Amir Khan has officially announced his retirement. Just days after bitter rival Kell Brook announced his retirement, Khan has also done the smart thing.
“It’s time to hang up the gloves, Khan wrote on social media. “I feel blessed to have had a long career that lasted 27 years.”
So as is the case with Brook, we ask how Khan will be remembered?
Years from now, when he has been long since retired, will fans immediately think of the smashing win Brook scored over Khan when his name comes up? It’s easy to be cynical and suggest Khan will be remembered as a loser; a fighter who lost the big ones. And Khan’s losses were indeed heavy defeats; five of the six losses he suffered, anyway: Breidis Prescott, Danny Garcia, Canelo Alvarez, Terence Crawford (this the one time where Khan failed to give his all in a fight) and Brook.
But look at the big wins Khan scored – at amateur and pro level. A true wonder-kid in 2004 when he won an Olympic silver medal, Khan was set for stardom.
The stardom duly came, both at home and abroad, as did two world titles. Khan bounced back from the Prescott disaster to defeat the classy Andreas Kotelnik to become WBA super-lightweight champ, this in July of 2009. Khan then went on to defeat excellent fighters in Paulie Malignaggi, Marcos Maidana (this a win that could be looked at as Khan’s biggest ever ring victory), and Zab Judah (the KO win seeing Khan add the IBF 140 pound title to his WBA belt). Khan was then controversially beaten on points by Lamont Peterson, before he was then betrayed by his leaky defence/ suspect chin when he was stopped by Garcia.

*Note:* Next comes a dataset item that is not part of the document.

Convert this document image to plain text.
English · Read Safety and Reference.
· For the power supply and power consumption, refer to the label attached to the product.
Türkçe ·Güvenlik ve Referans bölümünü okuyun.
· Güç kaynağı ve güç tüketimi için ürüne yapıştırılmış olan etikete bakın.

Another comeback was launched, and yet another trainer was brought in, and Khan picked up good wins over Luis Collazo, Devon Alexander and Chris Algieri. Khan was then badly beaten by the far too big Canelo; this in a fight Khan never should have taken. Fighting only sporadically after that nasty KO, Khan blasted out Phil Lo Greco, struggled mightily with Samuel Vargas, “quit” against Crawford, and then beat up a tiny Billy Dib.
And then came Brook.
And a fifth KO/stoppage defeat.
34-6(21) overall (we assume), Khan always had his critics, or “haters,” yet he also had his supporters. How will YOU remember Amir Khan? I for one will remember him as an exceptionally brave fighter, who always – always – sought to fight the best (how long did Khan spend chasing all-time greats Manny Pacquiao and Floyd Mayweather?) Khan may have talked too much and rubbed plenty of people up the wrong way in doing so, yes, but Khan’s heart could never be questioned.
Khan deserves to be remembered as a gutsy, constantly exciting ring warrior whose real flaw was his willingness to always lay everything on the line. And that’s not a bad way to be defined and remembered.